A visita rendeu um carrossel com 20 fotos e vídeos publicados pelo ator nas redes sociais, mostrando diferentes momentos do passeio e os espaços do Bioparque. Encantado com a estrutura e a proposta do local, Odilon destacou especialmente a diversidade de espécies e o trabalho de preservação desenvolvido no espaço.
“É uma das coisas mais deslumbrantes que eu já vi na vida. É o maior aquário de água doce do mundo, com todas as espécies brasileiras e muitas até de fora”, afirmou o ator.
Além da grandiosidade dos aquários, Odilon também chamou atenção para o trabalho realizado pelo Bioparque na área de preservação e museologia. Para ele, a experiência vai além de observar os animais e proporciona uma nova forma de compreender a relação entre o ser humano e a natureza.
“Eles fazem um trabalho muito bonito de preservação e museologia. É muito encantador, saímos daqui realmente entendendo o mundo e a natureza de um jeito diferente. Estou absolutamente encantado”, declarou.

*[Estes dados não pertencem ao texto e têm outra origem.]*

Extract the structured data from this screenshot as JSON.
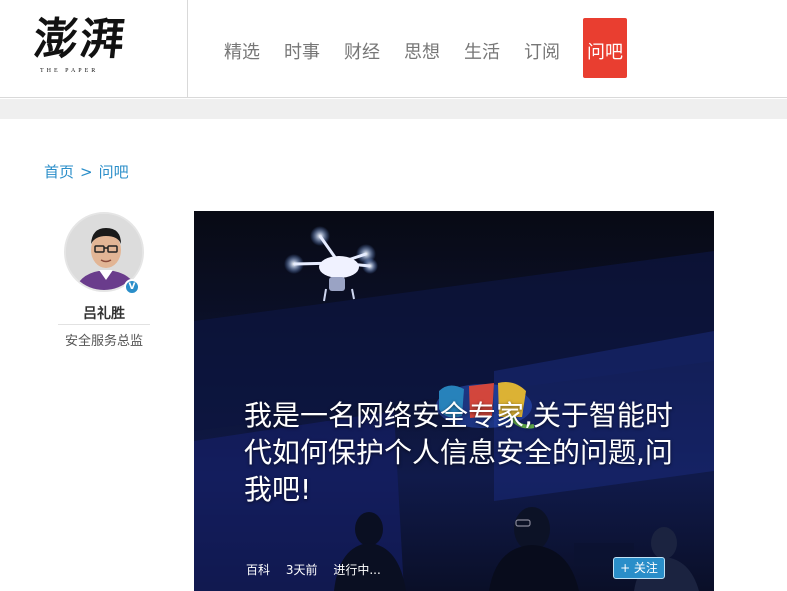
{
  "logo": {
    "text": "澎湃",
    "subtitle": "THE PAPER"
  },
  "nav": [
    {
      "label": "精选"
    },
    {
      "label": "时事"
    },
    {
      "label": "财经"
    },
    {
      "label": "思想"
    },
    {
      "label": "生活"
    },
    {
      "label": "订阅"
    },
    {
      "label": "问吧",
      "active": true
    }
  ],
  "breadcrumb": {
    "home": "首页",
    "separator": ">",
    "current": "问吧"
  },
  "author": {
    "name": "吕礼胜",
    "title": "安全服务总监",
    "verified_badge": "V"
  },
  "hero": {
    "title": "我是一名网络安全专家,关于智能时代如何保护个人信息安全的问题,问我吧!",
    "category": "百科",
    "time": "3天前",
    "status": "进行中...",
    "follow_label": "+ 关注"
  },
  "colors": {
    "accent_red": "#e93e30",
    "link_blue": "#2a8ec9",
    "follow_blue": "#2a8ec9"
  },
  "icons": {
    "verified": "verified-badge-icon"
  }
}
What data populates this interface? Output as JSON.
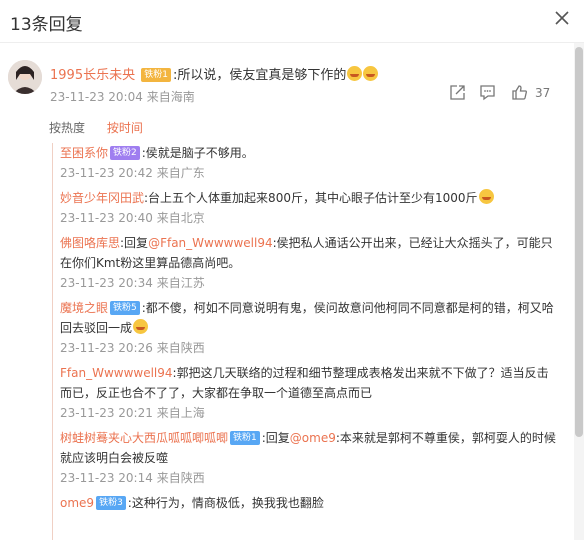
{
  "header": {
    "title": "13条回复"
  },
  "main_comment": {
    "username": "1995长乐未央",
    "badge": "铁粉1",
    "text": ":所以说，侯友宜真是够下作的",
    "time": "23-11-23 20:04",
    "location": "来自海南",
    "like_count": "37"
  },
  "sort": {
    "hot": "按热度",
    "time": "按时间"
  },
  "replies": [
    {
      "username": "至困系你",
      "badge": "铁粉2",
      "text": ":侯就是脑子不够用。",
      "time": "23-11-23 20:42",
      "location": "来自广东"
    },
    {
      "username": "妙音少年冈田武",
      "text": ":台上五个人体重加起来800斤，其中心眼子估计至少有1000斤",
      "time": "23-11-23 20:40",
      "location": "来自北京"
    },
    {
      "username": "佛图咯库思",
      "reply_prefix": ":回复",
      "mention": "@Ffan_Wwwwwell94",
      "text": ":侯把私人通话公开出来，已经让大众摇头了，可能只在你们Kmt粉这里算品德高尚吧。",
      "time": "23-11-23 20:34",
      "location": "来自江苏"
    },
    {
      "username": "魔境之眼",
      "badge": "铁粉5",
      "text": ":都不傻，柯如不同意说明有鬼，侯问故意问他柯同不同意都是柯的错，柯又哈回去驳回一成",
      "time": "23-11-23 20:26",
      "location": "来自陕西"
    },
    {
      "username": "Ffan_Wwwwwell94",
      "text": ":郭把这几天联络的过程和细节整理成表格发出来就不下做了？适当反击而已，反正也合不了了，大家都在争取一个道德至高点而已",
      "time": "23-11-23 20:21",
      "location": "来自上海"
    },
    {
      "username": "树蛙树蓦夹心大西瓜呱呱唧呱唧",
      "badge": "铁粉1",
      "reply_prefix": ":回复",
      "mention": "@ome9",
      "text": ":本来就是郭柯不尊重侯，郭柯耍人的时候就应该明白会被反噬",
      "time": "23-11-23 20:14",
      "location": "来自陕西"
    },
    {
      "username": "ome9",
      "badge": "铁粉3",
      "text": ":这种行为，情商极低，换我我也翻脸",
      "time": "",
      "location": ""
    }
  ]
}
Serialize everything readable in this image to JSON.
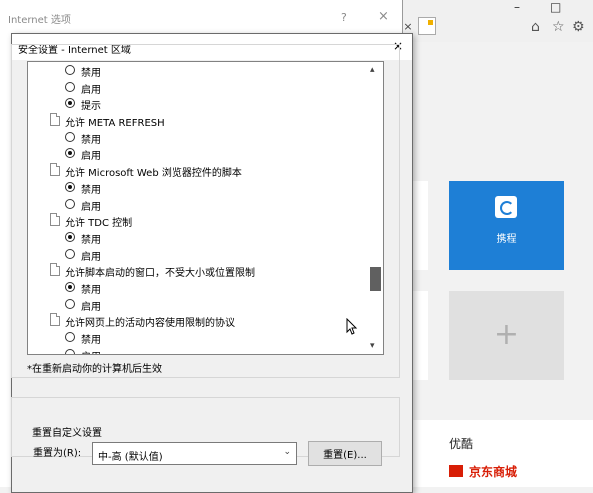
{
  "background": {
    "window_controls": [
      "–",
      "□"
    ],
    "toolbar_icons": [
      "⌂",
      "☆",
      "⚙"
    ],
    "tab_close": "×",
    "tiles": {
      "ctrip": {
        "label": "携程",
        "color": "#1e7fd6"
      },
      "add": {
        "symbol": "+"
      }
    },
    "youku": "优酷",
    "jd": "京东商城"
  },
  "ie_options": {
    "title": "Internet 选项",
    "help": "?",
    "close": "×"
  },
  "dialog": {
    "title": "安全设置 - Internet 区域",
    "close": "×",
    "settings_group": "设置",
    "items": [
      {
        "type": "option",
        "label": "禁用",
        "checked": false
      },
      {
        "type": "option",
        "label": "启用",
        "checked": false
      },
      {
        "type": "option",
        "label": "提示",
        "checked": true
      },
      {
        "type": "header",
        "label": "允许 META REFRESH"
      },
      {
        "type": "option",
        "label": "禁用",
        "checked": false
      },
      {
        "type": "option",
        "label": "启用",
        "checked": true
      },
      {
        "type": "header",
        "label": "允许 Microsoft Web 浏览器控件的脚本"
      },
      {
        "type": "option",
        "label": "禁用",
        "checked": true
      },
      {
        "type": "option",
        "label": "启用",
        "checked": false
      },
      {
        "type": "header",
        "label": "允许 TDC 控制"
      },
      {
        "type": "option",
        "label": "禁用",
        "checked": true
      },
      {
        "type": "option",
        "label": "启用",
        "checked": false
      },
      {
        "type": "header",
        "label": "允许脚本启动的窗口，不受大小或位置限制"
      },
      {
        "type": "option",
        "label": "禁用",
        "checked": true
      },
      {
        "type": "option",
        "label": "启用",
        "checked": false
      },
      {
        "type": "header",
        "label": "允许网页上的活动内容使用限制的协议"
      },
      {
        "type": "option",
        "label": "禁用",
        "checked": false
      },
      {
        "type": "option",
        "label": "启用",
        "checked": false
      }
    ],
    "scroll_up": "▴",
    "scroll_down": "▾",
    "restart_note": "*在重新启动你的计算机后生效",
    "reset_group": "重置自定义设置",
    "reset_to_label": "重置为(R):",
    "reset_select_value": "中-高 (默认值)",
    "reset_select_chevron": "⌄",
    "reset_button": "重置(E)..."
  }
}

Ao compartilhar a experiência, o ator ainda aproveitou para convidar quem pretende conhecer Mato Grosso do Sul a incluir o Bioparque no roteiro.
“Se você puder vir a Mato Grosso do Sul, Campo Grande, não perca essa visita. Olha que coisa deslumbrante!”, recomendou.
Odilon esteve em Campo Grande no último fim de semana para apresentações da peça ‘A Última Sessão de Freud’, que contou até mesmo com sessão extra, tamanho sucesso.
Com direção de Elias Andreato, a peça reúne Odilon Wagner e Marcello Airoldi nos papéis de Sigmund Freud e do escritor britânico C.S. Lewis, autor da série “As Crônicas de Nárnia”. A história parte de um encontro fictício entre os dois intelectuais para explorar questionamentos que atravessam gerações, como a existência de Deus, os limites da ciência, o sofrimento humano, o amor, a morte e a busca por sentido na vida.
A narrativa se passa em 1939, no início da Segunda Guerra Mundial, período de profundas transformações no mundo. Nesse cenário, Freud, conhecido por seu olhar cético sobre a religião, recebe Lewis, que havia abandonado o ateísmo e se tornado um dos principais pensadores cristãos de sua época.
O diálogo entre os personagens evolui para uma conversa repleta de provocações sobre espiritualidade, comportamento humano, sexualidade, relações pessoais e finitude, sem a intenção de convencer o público, mas de instigar diferentes perspectivas.
Em cartaz desde 2022, “A Última Sessão de Freud” tornou-se um dos maiores fenômenos recentes do teatro brasileiro. A produção já ultrapassou 420 apresentações, percorreu o país em três turnês nacionais e segue atraindo plateias por transformar um debate filosófico em uma experiência acessível, sensível e atual com muito bom humor.